Connecticut typically welcomes hundreds of refugees to the state every year, many coming from Syria.
News of increased attacks and violence in the country hits the local community hard.
"They are constantly reminded of the suffering of their friends and family back in Syria," said Chris George, who is the executive director of IRIS, Integrated Refugee and Immigrant Services, in New Haven.
They're far from their home, but not far from the reality.
"They're Skyping with friends who are hearing the explosions of the shelling or bombing nearby," George said.
Syrian refugees in Connecticut are anxiously following the news of joint airstrikes following a suspected chemical attack on civilians in their homeland.
"Many of them say things like it's a little too late and it's too little. Others say what's the message to Assad, and people commented that killing is killing," George said.
IRIS, the refugee resettlement agency, helps individuals and families settle across the state. They welcome refugees who were selected and vetted by the U.S. government overseas.
"I think they have accepted that the international community, including the United States, is really not going to do too much to intervene and stop the bloodshed," George said.

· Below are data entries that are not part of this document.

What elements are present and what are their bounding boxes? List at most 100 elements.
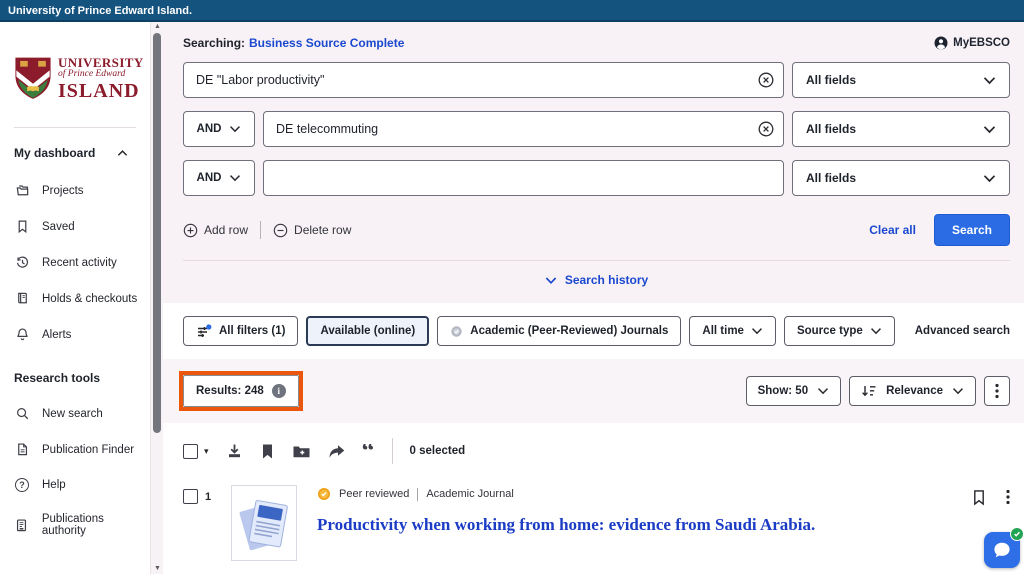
search-row-2: AND All fields: [183, 111, 1010, 147]
share-icon[interactable]: [328, 444, 345, 459]
chevron-down-icon: [751, 327, 763, 335]
research-tools-header: Research tools: [14, 371, 150, 385]
chat-button[interactable]: [984, 532, 1020, 568]
search-row-3: AND All fields: [183, 160, 1010, 196]
upei-logo[interactable]: UNIVERSITY of Prince Edward ISLAND: [14, 56, 150, 101]
publication-icon: [14, 442, 30, 457]
delete-row-button[interactable]: Delete row: [273, 223, 351, 238]
clear-all-button[interactable]: Clear all: [869, 223, 916, 237]
search-term-input-2[interactable]: [263, 111, 784, 147]
chat-bubble-icon: [991, 539, 1013, 561]
divider: [260, 221, 261, 239]
field-select-2[interactable]: All fields: [792, 111, 1010, 147]
peer-reviewed-journals-chip[interactable]: Academic (Peer-Reviewed) Journals: [437, 316, 681, 346]
search-panel: Searching:Business Source Complete MyEBS…: [163, 22, 1024, 303]
help-icon: ?: [14, 478, 30, 492]
bookmark-icon: [14, 219, 30, 234]
person-icon: [934, 36, 948, 50]
sidebar-item-publications-authority[interactable]: Publications authority: [14, 510, 150, 540]
kebab-icon: [995, 383, 999, 399]
select-dropdown-caret[interactable]: ▾: [204, 447, 209, 456]
operator-select-3[interactable]: AND: [183, 160, 255, 196]
sidebar-item-publication-finder[interactable]: Publication Finder: [14, 439, 150, 460]
sidebar-item-new-search[interactable]: New search: [14, 403, 150, 424]
projects-icon: [14, 183, 30, 198]
all-time-dropdown[interactable]: All time: [689, 316, 776, 346]
myebsco-button[interactable]: MyEBSCO: [934, 36, 1010, 50]
search-button[interactable]: Search: [934, 214, 1010, 246]
sort-dropdown[interactable]: Relevance: [849, 376, 976, 406]
sidebar-item-projects[interactable]: Projects: [14, 180, 150, 201]
sidebar-item-help[interactable]: ? Help: [14, 475, 150, 495]
bulk-action-toolbar: ▾ “ 0 selected: [163, 423, 1024, 475]
sidebar-item-recent-activity[interactable]: Recent activity: [14, 252, 150, 273]
holds-icon: [14, 291, 30, 306]
sidebar-item-holds-checkouts[interactable]: Holds & checkouts: [14, 288, 150, 309]
clear-term-1-button[interactable]: [758, 72, 774, 88]
chevron-down-icon: [952, 387, 964, 395]
more-options-button[interactable]: [984, 376, 1010, 406]
filter-sliders-icon: [196, 324, 212, 339]
upei-crest-icon: [14, 56, 52, 101]
result-item: 1 Peer reviewed: [163, 475, 1024, 561]
university-banner: University of Prince Edward Island.: [0, 0, 1024, 22]
chevron-down-icon: [817, 387, 829, 395]
results-count: Results: 248 i: [183, 375, 299, 407]
journal-thumbnail[interactable]: [231, 485, 297, 561]
cite-icon[interactable]: “: [362, 444, 375, 458]
filter-bar: All filters (1) Available (online) Acade…: [163, 303, 1024, 359]
source-type-label: Academic Journal: [426, 488, 513, 500]
field-select-3[interactable]: All fields: [792, 160, 1010, 196]
clear-term-2-button[interactable]: [758, 121, 774, 137]
search-icon: [14, 406, 30, 421]
minus-circle-icon: [273, 223, 288, 238]
bookmark-icon[interactable]: [260, 443, 275, 460]
dashboard-section-toggle[interactable]: My dashboard: [14, 146, 150, 160]
database-link[interactable]: Business Source Complete: [249, 36, 404, 50]
result-checkbox[interactable]: [183, 489, 198, 504]
show-per-page-dropdown[interactable]: Show: 50: [746, 376, 841, 406]
advanced-search-link[interactable]: Advanced search: [915, 325, 1010, 337]
sort-icon: [861, 384, 877, 398]
select-all-checkbox[interactable]: [183, 444, 198, 459]
history-icon: [14, 255, 30, 270]
operator-select-2[interactable]: AND: [183, 111, 255, 147]
scrollbar-thumb[interactable]: [153, 33, 161, 433]
authority-icon: [14, 518, 30, 533]
check-badge-icon: [1010, 527, 1024, 541]
results-header: Results: 248 i Show: 50 Relevance: [163, 359, 1024, 423]
source-type-dropdown[interactable]: Source type: [784, 316, 895, 346]
chevron-down-icon: [870, 327, 882, 335]
available-online-chip[interactable]: Available (online): [306, 316, 429, 346]
search-term-input-3[interactable]: [263, 160, 784, 196]
highlight-annotation-box: Results: 248 i: [179, 371, 303, 411]
selected-count: 0 selected: [410, 445, 466, 457]
chevron-down-icon: [229, 174, 241, 182]
page-scrollbar: ▲ ▼: [150, 22, 163, 574]
gold-medal-icon: [317, 487, 331, 501]
download-icon[interactable]: [226, 443, 243, 460]
all-filters-chip[interactable]: All filters (1): [183, 316, 298, 346]
sidebar-item-alerts[interactable]: Alerts: [14, 324, 150, 345]
searching-label: Searching:Business Source Complete: [183, 36, 404, 50]
result-number: 1: [205, 489, 211, 503]
divider: [392, 438, 393, 464]
chevron-down-icon: [229, 125, 241, 133]
chevron-down-icon: [983, 125, 996, 134]
info-icon[interactable]: i: [272, 384, 286, 398]
peer-reviewed-label: Peer reviewed: [339, 488, 409, 500]
divider: [417, 488, 418, 501]
plus-circle-icon: [183, 223, 198, 238]
chevron-up-icon: [117, 149, 128, 157]
add-to-folder-icon[interactable]: [292, 444, 311, 459]
add-row-button[interactable]: Add row: [183, 223, 248, 238]
bell-icon: [14, 327, 30, 342]
chevron-down-icon: [983, 76, 996, 85]
sidebar-divider: [14, 127, 136, 128]
sidebar-item-saved[interactable]: Saved: [14, 216, 150, 237]
field-select-1[interactable]: All fields: [792, 62, 1010, 98]
search-history-toggle[interactable]: Search history: [183, 261, 1010, 303]
search-term-input-1[interactable]: [183, 62, 784, 98]
search-row-1: All fields: [183, 62, 1010, 98]
result-title-link[interactable]: Productivity when working from home: evi…: [317, 515, 972, 535]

He added while a military response is needed, it cannot be the only response.
"We have an obligation as a country to take action when people are using chemical weapons. Absolutely, but it should be action that is taken after discussion and approval from Congress. It's a horrible humanitarian crisis. Personally, I'd like to see more than just a military response," he said.
George says Connecticut welcomed an influx of more than 1,000 refugees two years ago, but new federal policies caused a drastic drop in that number since then.
The U.S. has only welcomed 11 Syrian refugees this year.
There are five million in the world.
George says agencies like IRIS are ready and able to help if given the opportunity.